La Tiare de Manchester est conservée dans la collection du Victoria and Albert Museum, où elle est enregistrée sous le numéro d'acquisition M.6:1-2007 (numéro de système O152938). Elle a été vendue par Cartier Paris en 1903, commandée par Consuelo, duchesse douairière de Manchester, qui a fourni elle-même les diamants. La tiare est l'une des pièces de l'époque édouardienne, de style guirlande, les mieux documentées et les mieux conservées dans une collection publique.
La pièce se compose de sept motifs ajourés en forme de cœur, de tailles graduées, avec des extrémités en volutes en C. Chacun des trois surmontoirs détachables porte une sertissure et une volute avec trois pampilles de diamants. La construction est en or et argent sertis de diamants, les éléments terminaux en volutes en C contiennent de la pâte (verre) plutôt que des diamants. Les dimensions globales sont H 9.1cm × L 23.5cm × P 19.0cm. Le design s'inspire de la ferronnerie française du XVIIIe siècle comme source formelle, et la pièce est une acquisition composite, le musée la détient sous forme de composants M.6:1 à M.6:6-2007.
La provenance est bien documentée. La tiare est passée de la collection ducale à la succession, a été acceptée par le gouvernement de Sa Majesté en lieu et place des droits de succession, et a été attribuée au Victoria and Albert Museum en 2007. Cette voie d'attribution est relativement inhabituelle pour une pièce de cette qualité et de cette date, et explique que la tiare soit entrée dans une collection publique plutôt que de passer par le marché des enchères.
Cartier Paris en tant que détaillant
Les registres du V&A identifient Cartier Paris comme le détaillant, et non comme le fabricant. Le fabricant exact n'est pas nommé dans la documentation du musée concernant la pièce. Cela est cohérent avec la manière dont de nombreux grands joailliers de l'époque opéraient : le style guirlande exigeait des niveaux extraordinaires de compétence en sertissage de platine, et la sous-traitance d'atelier était une pratique courante au tournant du XXe siècle. La maison de vente au détail fournissait le vocabulaire de conception et gérait la relation client, tandis que les ateliers spécialisés exécutaient le travail du métal. Il est également notable que le détaillant soit ici Cartier Paris plutôt que Cartier Londres, étant donné que le lien avec Manchester est britannique, la commande ayant été passée à Paris.

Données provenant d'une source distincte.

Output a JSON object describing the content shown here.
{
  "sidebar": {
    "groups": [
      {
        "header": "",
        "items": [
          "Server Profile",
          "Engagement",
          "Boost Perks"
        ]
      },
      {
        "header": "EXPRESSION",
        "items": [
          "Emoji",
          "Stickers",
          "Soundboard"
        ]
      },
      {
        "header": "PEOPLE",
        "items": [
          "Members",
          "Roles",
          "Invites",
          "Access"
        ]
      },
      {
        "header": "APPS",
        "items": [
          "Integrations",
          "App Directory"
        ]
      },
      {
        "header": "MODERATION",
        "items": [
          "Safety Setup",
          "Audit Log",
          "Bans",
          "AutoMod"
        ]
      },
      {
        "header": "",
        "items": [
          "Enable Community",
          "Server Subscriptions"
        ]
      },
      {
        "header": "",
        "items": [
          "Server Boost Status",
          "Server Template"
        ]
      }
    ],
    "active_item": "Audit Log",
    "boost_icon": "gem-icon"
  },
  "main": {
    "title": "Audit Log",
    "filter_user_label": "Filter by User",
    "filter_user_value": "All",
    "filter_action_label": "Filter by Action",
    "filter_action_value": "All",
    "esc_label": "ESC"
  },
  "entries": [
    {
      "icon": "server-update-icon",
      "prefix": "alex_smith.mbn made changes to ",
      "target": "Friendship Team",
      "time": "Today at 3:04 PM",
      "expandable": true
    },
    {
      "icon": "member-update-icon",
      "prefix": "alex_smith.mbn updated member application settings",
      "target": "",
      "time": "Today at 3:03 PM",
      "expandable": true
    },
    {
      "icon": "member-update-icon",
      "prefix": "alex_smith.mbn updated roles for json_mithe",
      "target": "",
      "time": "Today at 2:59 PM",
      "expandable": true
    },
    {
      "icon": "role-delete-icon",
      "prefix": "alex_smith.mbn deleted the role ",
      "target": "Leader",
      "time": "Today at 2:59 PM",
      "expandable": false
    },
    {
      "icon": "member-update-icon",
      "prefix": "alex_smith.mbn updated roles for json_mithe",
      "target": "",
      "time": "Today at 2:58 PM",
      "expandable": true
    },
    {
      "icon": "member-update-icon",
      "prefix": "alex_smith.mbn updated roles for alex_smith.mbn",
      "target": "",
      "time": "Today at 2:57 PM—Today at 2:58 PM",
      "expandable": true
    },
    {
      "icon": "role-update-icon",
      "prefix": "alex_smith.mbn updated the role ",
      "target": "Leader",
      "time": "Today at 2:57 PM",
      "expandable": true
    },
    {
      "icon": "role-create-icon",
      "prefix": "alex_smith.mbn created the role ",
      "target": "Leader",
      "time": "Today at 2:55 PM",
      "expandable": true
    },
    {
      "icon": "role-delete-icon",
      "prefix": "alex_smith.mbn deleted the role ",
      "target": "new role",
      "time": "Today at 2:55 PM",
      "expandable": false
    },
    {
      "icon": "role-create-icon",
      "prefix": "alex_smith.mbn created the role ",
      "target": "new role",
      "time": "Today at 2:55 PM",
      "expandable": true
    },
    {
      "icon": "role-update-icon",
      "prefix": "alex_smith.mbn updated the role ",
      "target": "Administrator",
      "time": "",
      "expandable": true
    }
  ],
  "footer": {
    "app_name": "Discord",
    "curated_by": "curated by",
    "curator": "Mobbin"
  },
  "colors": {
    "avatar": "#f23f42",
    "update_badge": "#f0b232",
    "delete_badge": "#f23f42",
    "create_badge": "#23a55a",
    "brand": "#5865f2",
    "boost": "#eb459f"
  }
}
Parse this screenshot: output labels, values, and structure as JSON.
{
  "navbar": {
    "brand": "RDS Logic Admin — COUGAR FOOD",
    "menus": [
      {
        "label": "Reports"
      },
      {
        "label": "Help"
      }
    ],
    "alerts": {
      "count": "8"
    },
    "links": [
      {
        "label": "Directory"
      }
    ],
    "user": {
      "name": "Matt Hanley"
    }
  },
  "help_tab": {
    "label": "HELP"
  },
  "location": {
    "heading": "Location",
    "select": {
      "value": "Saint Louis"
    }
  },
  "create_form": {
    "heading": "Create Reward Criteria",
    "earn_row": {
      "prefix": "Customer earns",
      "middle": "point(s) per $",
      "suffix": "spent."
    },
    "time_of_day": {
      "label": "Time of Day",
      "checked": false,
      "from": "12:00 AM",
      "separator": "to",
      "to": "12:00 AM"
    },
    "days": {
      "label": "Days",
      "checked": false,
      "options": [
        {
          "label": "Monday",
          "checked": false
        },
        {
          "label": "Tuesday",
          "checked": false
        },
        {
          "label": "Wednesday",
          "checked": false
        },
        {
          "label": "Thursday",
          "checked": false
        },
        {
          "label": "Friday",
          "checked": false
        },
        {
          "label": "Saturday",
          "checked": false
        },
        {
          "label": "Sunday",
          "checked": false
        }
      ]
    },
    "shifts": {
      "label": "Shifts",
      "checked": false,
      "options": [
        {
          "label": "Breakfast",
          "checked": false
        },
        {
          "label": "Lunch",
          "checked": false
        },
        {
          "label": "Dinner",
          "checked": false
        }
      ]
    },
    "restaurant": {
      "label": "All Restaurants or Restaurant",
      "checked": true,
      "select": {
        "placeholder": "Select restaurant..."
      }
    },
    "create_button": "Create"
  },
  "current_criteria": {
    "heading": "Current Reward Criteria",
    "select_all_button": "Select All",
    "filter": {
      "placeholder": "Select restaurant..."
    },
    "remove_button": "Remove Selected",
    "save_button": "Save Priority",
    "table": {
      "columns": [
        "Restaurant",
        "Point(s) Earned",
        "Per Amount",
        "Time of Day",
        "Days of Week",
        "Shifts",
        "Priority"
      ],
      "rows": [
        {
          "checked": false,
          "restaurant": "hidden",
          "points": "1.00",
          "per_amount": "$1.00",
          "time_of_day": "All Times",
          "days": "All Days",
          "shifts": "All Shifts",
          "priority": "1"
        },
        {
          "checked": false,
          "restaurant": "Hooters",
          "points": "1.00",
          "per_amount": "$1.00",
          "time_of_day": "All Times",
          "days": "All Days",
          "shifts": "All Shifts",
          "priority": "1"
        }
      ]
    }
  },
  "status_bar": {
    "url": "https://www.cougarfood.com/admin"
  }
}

Consuelo, duchesse douairière de Manchester
La commanditaire était la belle-mère de Consuelo Vanderbilt, Consuelo Yznaga, et non Consuelo Vanderbilt elle-même, qui épousa le duc de Marlborough. La duchesse douairière a fourni ses propres diamants, ce qui n'était pas rare pour une commande de ce type : une cliente de son rang aurait eu des pierres non montées disponibles pour un tel travail. La date de 1903 situe la commande dans la période édouardienne, contemporaine de l'apogée du style guirlande et des années où la cour de la reine Alexandra donnait le ton en matière de port de tiares parmi l'aristocratie anglaise.
Au Victoria and Albert Museum
La conservation par le V&A confère à la Tiare de Manchester une accessibilité différente de celle des tiares qui restent en propriété privée ou royale. Les pièces de cette période conservées dans les musées peuvent être examinées pour les détails de construction, la qualité des pierres et les caractéristiques spécifiques du travail de sertissage à un niveau que les photographies et les descriptions publiées ne transmettent pas entièrement. La collection du musée place la tiare aux côtés de matériaux comparatifs de la même période.
L'article de blog La Tiare Cartier au musée V&A couvre la pièce en détail et la situe dans la tradition du style guirlande.
Place dans le registre de la période guirlande
Les tiares de cette qualité et de cette date ne sont pas courantes dans les collections publiques. Le style guirlande à son apogée était destiné à une clientèle dont les bijoux sont restés au sein de familles privées, ont été remontés ou démontés au cours des décennies suivantes, ou sont passés aux enchères sans documentation détaillée. La présence de la Tiare de Manchester au V&A (avec sa provenance documentée, sa commanditaire identifiée et son acquisition multi-composants) en fait l'un des exemples survivants les mieux contextualisés de ce à quoi ressemblait la meilleure œuvre de tiare de l'époque guirlande en termes de construction.
Sources
- Francesca Cartier Brickell, The Cartiers (Ballantine Books, 2019), ch. 3 (« Pierre, 1902–1919 »)
- Hans Nadelhoffer, Cartier: Jewelers Extraordinary (Thames and Hudson, 1984, révisé 2007), cité pp. 26, 344 et al.